Observations

There are many data sources used for weather forecasting include ships, aircraft, oil rigs, buoys and balloons, as well as manned land stations around the world. In recent years automation has often assisted or replaced the human observer and has provided information from inhospitable and remote areas. Information from remote-sensing equipment, both on the ground and in space, increasingly supplements and complements the older, conventional systems.

Surface Observations

Traditionally, meteorologists have relied upon observations taken near the Earth's surface using instruments (e.g. barometers, thermometers, anemometers and rain gauges) and visual observations (e.g. cloud and weather type). These surface observations are made at approved sites on land, and from ships at sea.

Standard types of instruments are used, with observations usually made at least every three hours, and in many cases hourly. Over land in the UK there are 33 key observing stations which are needed to define the broad-scale weather patterns. They are manned by professional meteorologists, with 12 making observations every hour, both day and night. The other 21 are manned during the daytime, thereafter switching to an automatic system. An additional 29 sites are manned by auxiliary observers such as coastguards, and there are more than 100 fully automated sites.

For weather observations at sea, the Met Office is indebted to the crews of 400 vessels of the UK Voluntary Observing Fleet and to observers on about 30 offshore drilling platforms. This is part of a much larger scheme officially involving around 6,500 ships from 53 nations, although the real number in use at any one time is closer to 3,500 ships. To fill in some of the gaps, there is a network of ocean buoys, most drifting, but some moored.

Upper-air Observations

Balloon-borne instruments offer important sources of upper-air information (known as radiosondes) including information about the pressure, temperature and humidity through the atmosphere. Wind can also be deduced from the track of the radiosonde. The radiosondes can reach a height of over 20 km (66,000 feet); they are released twice a day at the same time (midday and midnight UTC) all over the world.

Within the global network, the Met Office maintains six sites in the UK. Two of these are fully manned while the remaining four sites are equipped with autosondes, which are released remotely. There are also Met Office radiosonde sites in Gibraltar, St Helena and the Falkland Islands. Near the UK, there is one fully manned site in the Republic of Ireland and a variety of different sites in continental Europe. At sea, there are automatic systems that release radiosondes from the decks of merchant ships.

Aircraft reports (known as AMDARs) of wind and temperature along their flight routes, including take-off and landing, help boost the upper-air information.

Furthermore a type of radar known as a Doppler radar is used to measure the winds vertically through the atmosphere. When displayed over a period of type, this Windprofiler data shows the vertical profile of wind above the site and how it changes with time. At the time of writing, there are windprofiler observations made at six sites in the UK, two in the Irish Republic and one on the Isle of Man, as well as more in continental Europe.
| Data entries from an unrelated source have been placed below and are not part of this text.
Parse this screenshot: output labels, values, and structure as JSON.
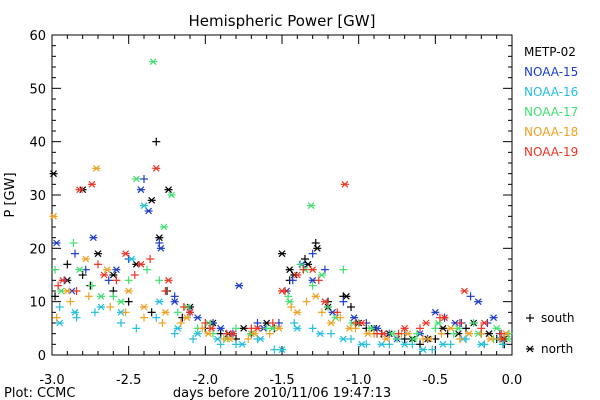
{
  "chart_data": {
    "type": "scatter",
    "title": "Hemispheric Power [GW]",
    "xlabel": "days before 2010/11/06 19:47:13",
    "ylabel": "P [GW]",
    "xlim": [
      -3.0,
      0.0
    ],
    "ylim": [
      0,
      60
    ],
    "x_ticks": [
      "-3.0",
      "-2.5",
      "-2.0",
      "-1.5",
      "-1.0",
      "-0.5",
      "0.0"
    ],
    "y_ticks": [
      "0",
      "10",
      "20",
      "30",
      "40",
      "50",
      "60"
    ],
    "grid": false,
    "legend_position": "right",
    "footer": "Plot: CCMC",
    "marker_legend": [
      {
        "marker": "+",
        "label": "south"
      },
      {
        "marker": "*",
        "label": "north"
      }
    ],
    "series": [
      {
        "name": "METP-02",
        "color": "#000000",
        "south": [
          [
            -2.98,
            11
          ],
          [
            -2.9,
            17
          ],
          [
            -2.8,
            15
          ],
          [
            -2.75,
            13
          ],
          [
            -2.6,
            12
          ],
          [
            -2.5,
            10
          ],
          [
            -2.35,
            8
          ],
          [
            -2.32,
            40
          ],
          [
            -2.25,
            12
          ],
          [
            -2.15,
            7
          ],
          [
            -2.0,
            5
          ],
          [
            -1.9,
            4
          ],
          [
            -1.8,
            3
          ],
          [
            -1.7,
            4
          ],
          [
            -1.55,
            5
          ],
          [
            -1.45,
            14
          ],
          [
            -1.35,
            18
          ],
          [
            -1.28,
            21
          ],
          [
            -1.2,
            10
          ],
          [
            -1.1,
            11
          ],
          [
            -1.05,
            9
          ],
          [
            -0.95,
            5
          ],
          [
            -0.85,
            4
          ],
          [
            -0.7,
            3
          ],
          [
            -0.6,
            2
          ],
          [
            -0.5,
            3
          ],
          [
            -0.42,
            4
          ],
          [
            -0.3,
            5
          ],
          [
            -0.2,
            4
          ],
          [
            -0.1,
            3
          ],
          [
            -0.05,
            2
          ]
        ],
        "north": [
          [
            -2.99,
            34
          ],
          [
            -2.9,
            14
          ],
          [
            -2.8,
            31
          ],
          [
            -2.7,
            19
          ],
          [
            -2.6,
            15
          ],
          [
            -2.45,
            17
          ],
          [
            -2.35,
            29
          ],
          [
            -2.3,
            22
          ],
          [
            -2.24,
            31
          ],
          [
            -2.1,
            9
          ],
          [
            -1.95,
            6
          ],
          [
            -1.85,
            4
          ],
          [
            -1.75,
            5
          ],
          [
            -1.6,
            6
          ],
          [
            -1.5,
            19
          ],
          [
            -1.45,
            16
          ],
          [
            -1.42,
            15
          ],
          [
            -1.33,
            17
          ],
          [
            -1.27,
            20
          ],
          [
            -1.2,
            9
          ],
          [
            -1.08,
            11
          ],
          [
            -1.0,
            6
          ],
          [
            -0.9,
            5
          ],
          [
            -0.8,
            4
          ],
          [
            -0.65,
            3
          ],
          [
            -0.55,
            3
          ],
          [
            -0.45,
            5
          ],
          [
            -0.35,
            4
          ],
          [
            -0.25,
            6
          ],
          [
            -0.15,
            4
          ],
          [
            -0.05,
            3
          ]
        ]
      },
      {
        "name": "NOAA-15",
        "color": "#1a3ccc",
        "south": [
          [
            -2.92,
            14
          ],
          [
            -2.85,
            19
          ],
          [
            -2.78,
            16
          ],
          [
            -2.63,
            14
          ],
          [
            -2.5,
            18
          ],
          [
            -2.4,
            33
          ],
          [
            -2.3,
            21
          ],
          [
            -2.2,
            11
          ],
          [
            -2.1,
            8
          ],
          [
            -1.95,
            6
          ],
          [
            -1.82,
            4
          ],
          [
            -1.66,
            6
          ],
          [
            -1.52,
            6
          ],
          [
            -1.43,
            14
          ],
          [
            -1.3,
            19
          ],
          [
            -1.22,
            16
          ],
          [
            -1.1,
            10
          ],
          [
            -0.95,
            6
          ],
          [
            -0.8,
            4
          ],
          [
            -0.7,
            4
          ],
          [
            -0.55,
            3
          ],
          [
            -0.44,
            7
          ],
          [
            -0.33,
            6
          ],
          [
            -0.27,
            11
          ],
          [
            -0.16,
            6
          ],
          [
            -0.08,
            4
          ]
        ],
        "north": [
          [
            -2.97,
            21
          ],
          [
            -2.87,
            12
          ],
          [
            -2.73,
            22
          ],
          [
            -2.58,
            16
          ],
          [
            -2.42,
            31
          ],
          [
            -2.37,
            27
          ],
          [
            -2.29,
            20
          ],
          [
            -2.2,
            10
          ],
          [
            -2.05,
            7
          ],
          [
            -1.9,
            5
          ],
          [
            -1.78,
            13
          ],
          [
            -1.62,
            5
          ],
          [
            -1.47,
            12
          ],
          [
            -1.37,
            17
          ],
          [
            -1.3,
            14
          ],
          [
            -1.17,
            8
          ],
          [
            -1.03,
            7
          ],
          [
            -0.88,
            5
          ],
          [
            -0.75,
            3
          ],
          [
            -0.6,
            4
          ],
          [
            -0.5,
            8
          ],
          [
            -0.37,
            6
          ],
          [
            -0.22,
            10
          ],
          [
            -0.12,
            7
          ],
          [
            -0.04,
            4
          ]
        ]
      },
      {
        "name": "NOAA-16",
        "color": "#22bfe0",
        "south": [
          [
            -2.95,
            9
          ],
          [
            -2.84,
            7
          ],
          [
            -2.72,
            8
          ],
          [
            -2.55,
            6
          ],
          [
            -2.45,
            5
          ],
          [
            -2.32,
            7
          ],
          [
            -2.2,
            4
          ],
          [
            -2.08,
            3
          ],
          [
            -1.9,
            2
          ],
          [
            -1.8,
            2
          ],
          [
            -1.66,
            3
          ],
          [
            -1.55,
            1
          ],
          [
            -1.42,
            6
          ],
          [
            -1.3,
            5
          ],
          [
            -1.18,
            4
          ],
          [
            -1.05,
            3
          ],
          [
            -0.95,
            2
          ],
          [
            -0.8,
            2
          ],
          [
            -0.65,
            2
          ],
          [
            -0.52,
            1
          ],
          [
            -0.4,
            2
          ],
          [
            -0.3,
            3
          ],
          [
            -0.18,
            2
          ],
          [
            -0.06,
            2
          ]
        ],
        "north": [
          [
            -2.95,
            6
          ],
          [
            -2.85,
            8
          ],
          [
            -2.68,
            9
          ],
          [
            -2.55,
            8
          ],
          [
            -2.48,
            18
          ],
          [
            -2.4,
            28
          ],
          [
            -2.3,
            10
          ],
          [
            -2.18,
            5
          ],
          [
            -2.05,
            4
          ],
          [
            -1.92,
            3
          ],
          [
            -1.76,
            2
          ],
          [
            -1.64,
            3
          ],
          [
            -1.5,
            1
          ],
          [
            -1.4,
            5
          ],
          [
            -1.25,
            4
          ],
          [
            -1.1,
            3
          ],
          [
            -0.98,
            2
          ],
          [
            -0.85,
            2
          ],
          [
            -0.7,
            2
          ],
          [
            -0.58,
            1
          ],
          [
            -0.45,
            2
          ],
          [
            -0.32,
            3
          ],
          [
            -0.2,
            2
          ],
          [
            -0.08,
            3
          ]
        ]
      },
      {
        "name": "NOAA-17",
        "color": "#40e070",
        "south": [
          [
            -2.98,
            16
          ],
          [
            -2.86,
            21
          ],
          [
            -2.74,
            13
          ],
          [
            -2.6,
            11
          ],
          [
            -2.5,
            14
          ],
          [
            -2.38,
            16
          ],
          [
            -2.3,
            14
          ],
          [
            -2.18,
            8
          ],
          [
            -2.05,
            5
          ],
          [
            -1.95,
            4
          ],
          [
            -1.8,
            5
          ],
          [
            -1.6,
            5
          ],
          [
            -1.46,
            11
          ],
          [
            -1.38,
            17
          ],
          [
            -1.3,
            13
          ],
          [
            -1.2,
            9
          ],
          [
            -1.1,
            16
          ],
          [
            -1.0,
            6
          ],
          [
            -0.9,
            4
          ],
          [
            -0.75,
            3
          ],
          [
            -0.62,
            4
          ],
          [
            -0.5,
            5
          ],
          [
            -0.38,
            4
          ],
          [
            -0.25,
            6
          ],
          [
            -0.12,
            3
          ],
          [
            -0.02,
            4
          ]
        ],
        "north": [
          [
            -2.94,
            12
          ],
          [
            -2.82,
            16
          ],
          [
            -2.68,
            11
          ],
          [
            -2.55,
            10
          ],
          [
            -2.45,
            33
          ],
          [
            -2.34,
            55
          ],
          [
            -2.27,
            24
          ],
          [
            -2.22,
            30
          ],
          [
            -2.12,
            9
          ],
          [
            -1.98,
            6
          ],
          [
            -1.86,
            3
          ],
          [
            -1.7,
            4
          ],
          [
            -1.56,
            5
          ],
          [
            -1.45,
            10
          ],
          [
            -1.35,
            16
          ],
          [
            -1.31,
            28
          ],
          [
            -1.24,
            15
          ],
          [
            -1.15,
            7
          ],
          [
            -1.04,
            6
          ],
          [
            -0.92,
            5
          ],
          [
            -0.78,
            4
          ],
          [
            -0.64,
            3
          ],
          [
            -0.48,
            6
          ],
          [
            -0.35,
            5
          ],
          [
            -0.22,
            4
          ],
          [
            -0.1,
            5
          ],
          [
            -0.03,
            3
          ]
        ]
      },
      {
        "name": "NOAA-18",
        "color": "#f0a020",
        "south": [
          [
            -2.97,
            7
          ],
          [
            -2.88,
            10
          ],
          [
            -2.76,
            11
          ],
          [
            -2.62,
            9
          ],
          [
            -2.52,
            8
          ],
          [
            -2.4,
            7
          ],
          [
            -2.28,
            6
          ],
          [
            -2.16,
            6
          ],
          [
            -2.02,
            5
          ],
          [
            -1.88,
            3
          ],
          [
            -1.72,
            3
          ],
          [
            -1.58,
            4
          ],
          [
            -1.44,
            9
          ],
          [
            -1.34,
            10
          ],
          [
            -1.24,
            8
          ],
          [
            -1.12,
            7
          ],
          [
            -1.02,
            5
          ],
          [
            -0.9,
            4
          ],
          [
            -0.72,
            4
          ],
          [
            -0.58,
            3
          ],
          [
            -0.46,
            4
          ],
          [
            -0.34,
            3
          ],
          [
            -0.2,
            4
          ],
          [
            -0.08,
            3
          ]
        ],
        "north": [
          [
            -2.99,
            26
          ],
          [
            -2.9,
            12
          ],
          [
            -2.78,
            18
          ],
          [
            -2.71,
            35
          ],
          [
            -2.64,
            16
          ],
          [
            -2.5,
            12
          ],
          [
            -2.4,
            9
          ],
          [
            -2.26,
            8
          ],
          [
            -2.12,
            7
          ],
          [
            -1.98,
            4
          ],
          [
            -1.84,
            3
          ],
          [
            -1.68,
            4
          ],
          [
            -1.52,
            5
          ],
          [
            -1.4,
            8
          ],
          [
            -1.28,
            11
          ],
          [
            -1.18,
            6
          ],
          [
            -1.06,
            5
          ],
          [
            -0.94,
            4
          ],
          [
            -0.82,
            3
          ],
          [
            -0.68,
            4
          ],
          [
            -0.54,
            3
          ],
          [
            -0.4,
            5
          ],
          [
            -0.28,
            4
          ],
          [
            -0.14,
            3
          ],
          [
            -0.04,
            4
          ]
        ]
      },
      {
        "name": "NOAA-19",
        "color": "#ee3322",
        "south": [
          [
            -2.96,
            13
          ],
          [
            -2.84,
            12
          ],
          [
            -2.7,
            17
          ],
          [
            -2.58,
            14
          ],
          [
            -2.46,
            15
          ],
          [
            -2.36,
            18
          ],
          [
            -2.26,
            12
          ],
          [
            -2.14,
            9
          ],
          [
            -2.0,
            6
          ],
          [
            -1.86,
            4
          ],
          [
            -1.7,
            5
          ],
          [
            -1.56,
            6
          ],
          [
            -1.48,
            12
          ],
          [
            -1.36,
            16
          ],
          [
            -1.26,
            14
          ],
          [
            -1.14,
            8
          ],
          [
            -1.02,
            6
          ],
          [
            -0.88,
            4
          ],
          [
            -0.74,
            4
          ],
          [
            -0.6,
            5
          ],
          [
            -0.47,
            7
          ],
          [
            -0.34,
            6
          ],
          [
            -0.2,
            5
          ],
          [
            -0.07,
            4
          ]
        ],
        "north": [
          [
            -2.93,
            14
          ],
          [
            -2.82,
            31
          ],
          [
            -2.74,
            32
          ],
          [
            -2.66,
            15
          ],
          [
            -2.52,
            19
          ],
          [
            -2.42,
            17
          ],
          [
            -2.32,
            35
          ],
          [
            -2.24,
            14
          ],
          [
            -2.1,
            8
          ],
          [
            -1.96,
            5
          ],
          [
            -1.82,
            4
          ],
          [
            -1.66,
            5
          ],
          [
            -1.5,
            12
          ],
          [
            -1.4,
            15
          ],
          [
            -1.3,
            16
          ],
          [
            -1.22,
            10
          ],
          [
            -1.09,
            32
          ],
          [
            -0.98,
            6
          ],
          [
            -0.84,
            4
          ],
          [
            -0.7,
            5
          ],
          [
            -0.56,
            6
          ],
          [
            -0.44,
            7
          ],
          [
            -0.31,
            12
          ],
          [
            -0.18,
            6
          ],
          [
            -0.06,
            3
          ]
        ]
      }
    ]
  }
}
A system for measuring the amount of water vapour in the atmosphere is being developed, which is known as the Ground-based GPS Network. This uses information from Global Positioning Satellites (GPS) and about 150 stations are envisaged. This data has been shown to be of great value in numerical modelling.

Radar

As well as the Windprofiler radars, there is a network of weather radars that provides a picture of the distribution of rainfall. From the radar it is possible to work out where it is raining and how heavy the rain is. The network includes sites provided by the Republic of Ireland and the States of Jersey and covers the whole of the British Isles. Extensive radar information from the continent is also available.

Radar pictures are often shown on television forecasts, and are also used by the Environment Agency for river management and flood warnings.

Satellites

Since the first meteorological satellite was fired into orbit in 1960, satellites have become essential tools for weather forecasters. The satellites used by meteorologists fall into two categories.
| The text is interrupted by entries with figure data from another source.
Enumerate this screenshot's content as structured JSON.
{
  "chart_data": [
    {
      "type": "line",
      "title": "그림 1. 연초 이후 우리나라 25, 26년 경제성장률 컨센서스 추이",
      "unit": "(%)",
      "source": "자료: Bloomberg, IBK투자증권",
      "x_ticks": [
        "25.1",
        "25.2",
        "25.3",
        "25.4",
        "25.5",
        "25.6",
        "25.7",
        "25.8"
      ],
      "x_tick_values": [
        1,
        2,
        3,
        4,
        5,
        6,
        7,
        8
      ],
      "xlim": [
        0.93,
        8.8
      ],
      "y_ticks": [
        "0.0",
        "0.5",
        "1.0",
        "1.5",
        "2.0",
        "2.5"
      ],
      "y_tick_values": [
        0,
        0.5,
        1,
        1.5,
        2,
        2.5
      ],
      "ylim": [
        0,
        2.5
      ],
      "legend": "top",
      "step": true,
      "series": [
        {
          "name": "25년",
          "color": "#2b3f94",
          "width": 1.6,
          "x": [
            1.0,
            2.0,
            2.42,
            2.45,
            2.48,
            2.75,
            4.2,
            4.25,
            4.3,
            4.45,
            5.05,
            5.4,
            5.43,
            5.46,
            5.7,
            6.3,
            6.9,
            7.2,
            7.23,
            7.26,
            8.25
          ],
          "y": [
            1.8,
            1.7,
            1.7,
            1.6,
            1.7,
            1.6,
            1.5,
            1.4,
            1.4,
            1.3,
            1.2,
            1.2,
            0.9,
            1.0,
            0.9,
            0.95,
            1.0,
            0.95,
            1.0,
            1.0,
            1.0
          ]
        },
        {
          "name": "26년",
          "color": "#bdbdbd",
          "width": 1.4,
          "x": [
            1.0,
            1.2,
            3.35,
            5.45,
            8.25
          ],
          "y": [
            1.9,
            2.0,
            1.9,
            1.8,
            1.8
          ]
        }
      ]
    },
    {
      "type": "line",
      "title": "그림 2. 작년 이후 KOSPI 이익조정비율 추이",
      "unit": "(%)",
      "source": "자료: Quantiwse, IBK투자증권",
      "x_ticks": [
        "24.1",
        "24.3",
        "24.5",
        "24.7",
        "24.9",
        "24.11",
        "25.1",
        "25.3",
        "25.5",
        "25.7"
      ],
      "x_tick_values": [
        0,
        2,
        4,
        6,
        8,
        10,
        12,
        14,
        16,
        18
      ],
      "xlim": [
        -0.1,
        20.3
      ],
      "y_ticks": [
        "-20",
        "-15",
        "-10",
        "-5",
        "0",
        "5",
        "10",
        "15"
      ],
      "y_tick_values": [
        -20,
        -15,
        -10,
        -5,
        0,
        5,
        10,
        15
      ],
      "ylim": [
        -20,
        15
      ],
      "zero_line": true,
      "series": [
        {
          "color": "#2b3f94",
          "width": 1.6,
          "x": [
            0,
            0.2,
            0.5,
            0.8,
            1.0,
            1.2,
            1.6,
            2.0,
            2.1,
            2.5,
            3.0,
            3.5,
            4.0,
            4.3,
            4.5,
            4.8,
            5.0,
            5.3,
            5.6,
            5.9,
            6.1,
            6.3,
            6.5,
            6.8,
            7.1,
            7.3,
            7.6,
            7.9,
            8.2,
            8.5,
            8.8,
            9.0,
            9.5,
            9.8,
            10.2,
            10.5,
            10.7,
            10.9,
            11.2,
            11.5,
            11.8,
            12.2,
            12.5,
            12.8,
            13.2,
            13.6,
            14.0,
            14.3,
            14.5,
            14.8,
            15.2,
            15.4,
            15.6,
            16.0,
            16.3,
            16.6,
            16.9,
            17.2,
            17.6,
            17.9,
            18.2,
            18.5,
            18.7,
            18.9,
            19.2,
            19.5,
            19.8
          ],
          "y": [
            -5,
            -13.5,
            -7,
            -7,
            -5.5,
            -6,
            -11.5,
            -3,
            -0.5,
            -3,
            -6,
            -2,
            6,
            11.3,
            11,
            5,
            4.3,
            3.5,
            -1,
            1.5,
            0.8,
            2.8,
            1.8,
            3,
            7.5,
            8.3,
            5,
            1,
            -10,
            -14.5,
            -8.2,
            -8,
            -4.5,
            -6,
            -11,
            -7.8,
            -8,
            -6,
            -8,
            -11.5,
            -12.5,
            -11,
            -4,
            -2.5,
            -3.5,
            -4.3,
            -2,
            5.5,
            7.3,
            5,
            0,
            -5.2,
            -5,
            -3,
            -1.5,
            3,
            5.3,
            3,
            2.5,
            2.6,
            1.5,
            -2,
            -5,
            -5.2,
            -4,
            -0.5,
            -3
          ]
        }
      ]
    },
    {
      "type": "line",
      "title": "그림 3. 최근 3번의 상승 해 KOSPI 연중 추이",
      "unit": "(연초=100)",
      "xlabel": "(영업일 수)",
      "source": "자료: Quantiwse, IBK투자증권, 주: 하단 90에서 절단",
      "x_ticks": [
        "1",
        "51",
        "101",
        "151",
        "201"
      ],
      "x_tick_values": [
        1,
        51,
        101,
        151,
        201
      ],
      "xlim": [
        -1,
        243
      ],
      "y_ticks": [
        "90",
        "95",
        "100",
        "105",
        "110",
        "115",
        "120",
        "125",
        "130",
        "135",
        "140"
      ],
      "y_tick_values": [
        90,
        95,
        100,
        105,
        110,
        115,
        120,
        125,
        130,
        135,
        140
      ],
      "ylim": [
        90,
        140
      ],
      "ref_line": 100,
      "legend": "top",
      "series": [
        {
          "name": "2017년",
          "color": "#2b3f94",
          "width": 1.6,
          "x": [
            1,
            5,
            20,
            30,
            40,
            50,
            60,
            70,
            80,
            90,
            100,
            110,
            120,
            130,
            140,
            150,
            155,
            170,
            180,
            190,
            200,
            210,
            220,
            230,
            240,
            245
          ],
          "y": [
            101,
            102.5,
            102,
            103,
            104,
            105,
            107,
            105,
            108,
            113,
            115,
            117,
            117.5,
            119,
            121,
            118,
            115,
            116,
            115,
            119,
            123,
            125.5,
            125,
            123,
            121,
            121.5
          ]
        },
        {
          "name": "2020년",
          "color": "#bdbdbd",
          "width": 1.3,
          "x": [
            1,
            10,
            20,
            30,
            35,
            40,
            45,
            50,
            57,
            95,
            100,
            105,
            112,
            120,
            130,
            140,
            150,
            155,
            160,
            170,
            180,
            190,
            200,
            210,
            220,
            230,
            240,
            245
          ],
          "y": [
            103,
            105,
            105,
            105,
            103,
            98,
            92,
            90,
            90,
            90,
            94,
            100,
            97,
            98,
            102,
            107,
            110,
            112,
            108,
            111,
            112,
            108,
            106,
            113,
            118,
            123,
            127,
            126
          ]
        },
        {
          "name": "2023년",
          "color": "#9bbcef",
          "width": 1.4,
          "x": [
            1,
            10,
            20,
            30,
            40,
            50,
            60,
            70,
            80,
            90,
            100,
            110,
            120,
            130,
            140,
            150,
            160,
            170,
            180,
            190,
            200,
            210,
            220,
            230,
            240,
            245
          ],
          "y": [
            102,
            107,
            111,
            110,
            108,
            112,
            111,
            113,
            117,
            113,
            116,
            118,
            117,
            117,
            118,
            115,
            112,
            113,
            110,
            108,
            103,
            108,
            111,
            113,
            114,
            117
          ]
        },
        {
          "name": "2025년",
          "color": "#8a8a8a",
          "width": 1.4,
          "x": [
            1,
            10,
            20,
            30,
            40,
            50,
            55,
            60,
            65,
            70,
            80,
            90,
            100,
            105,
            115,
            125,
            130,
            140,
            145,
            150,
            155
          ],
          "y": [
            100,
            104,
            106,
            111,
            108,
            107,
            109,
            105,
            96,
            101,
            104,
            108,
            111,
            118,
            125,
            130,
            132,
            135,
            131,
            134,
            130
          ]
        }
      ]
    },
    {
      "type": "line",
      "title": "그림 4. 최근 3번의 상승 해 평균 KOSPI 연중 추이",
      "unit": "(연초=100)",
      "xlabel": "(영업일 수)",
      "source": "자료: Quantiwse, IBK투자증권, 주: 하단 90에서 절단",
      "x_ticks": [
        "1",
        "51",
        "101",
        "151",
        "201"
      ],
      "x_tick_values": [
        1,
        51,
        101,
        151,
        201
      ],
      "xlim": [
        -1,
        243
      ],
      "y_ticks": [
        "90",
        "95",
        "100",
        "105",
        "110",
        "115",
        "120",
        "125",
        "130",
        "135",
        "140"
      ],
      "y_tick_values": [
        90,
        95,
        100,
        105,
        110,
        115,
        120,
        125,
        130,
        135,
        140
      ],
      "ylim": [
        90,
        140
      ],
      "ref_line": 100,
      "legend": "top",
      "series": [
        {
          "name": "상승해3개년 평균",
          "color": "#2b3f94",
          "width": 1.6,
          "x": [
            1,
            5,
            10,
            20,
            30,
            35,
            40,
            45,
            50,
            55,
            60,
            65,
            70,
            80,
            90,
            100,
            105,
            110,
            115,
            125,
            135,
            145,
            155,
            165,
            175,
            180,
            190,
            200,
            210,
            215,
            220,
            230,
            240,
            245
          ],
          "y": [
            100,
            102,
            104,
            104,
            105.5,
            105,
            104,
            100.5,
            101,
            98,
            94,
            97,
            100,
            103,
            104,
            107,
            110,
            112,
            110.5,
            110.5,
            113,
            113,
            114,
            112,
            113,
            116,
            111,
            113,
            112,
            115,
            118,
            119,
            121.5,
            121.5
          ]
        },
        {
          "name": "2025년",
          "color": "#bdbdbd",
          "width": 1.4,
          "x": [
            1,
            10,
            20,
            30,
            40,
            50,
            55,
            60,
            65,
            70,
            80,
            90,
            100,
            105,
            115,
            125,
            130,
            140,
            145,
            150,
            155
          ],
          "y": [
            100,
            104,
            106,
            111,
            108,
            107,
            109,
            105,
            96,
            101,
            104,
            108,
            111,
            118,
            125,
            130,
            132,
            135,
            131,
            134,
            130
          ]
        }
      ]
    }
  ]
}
Polar-orbiting satellites provide pictures of clouds, and information about the temperature through the atmosphere.

Geostationary satellites remain over the equator, stationary with respect to the earth. This is achieved by having the satellite in orbit at a height of about 36,000 km. At this height it takes exactly 24 hours to complete one orbit, so it always views the same part of the globe.

Meteosat, the name given to the European geostationary satellites, like their US, Japanese and Indian counterparts, give sequences of cloud images. From these, the development and movement of weather systems can be followed and, of particular importance, tropical storms can be tracked. The motion of specified areas of cloud can also be followed to calculate the wind at various levels in the atmosphere.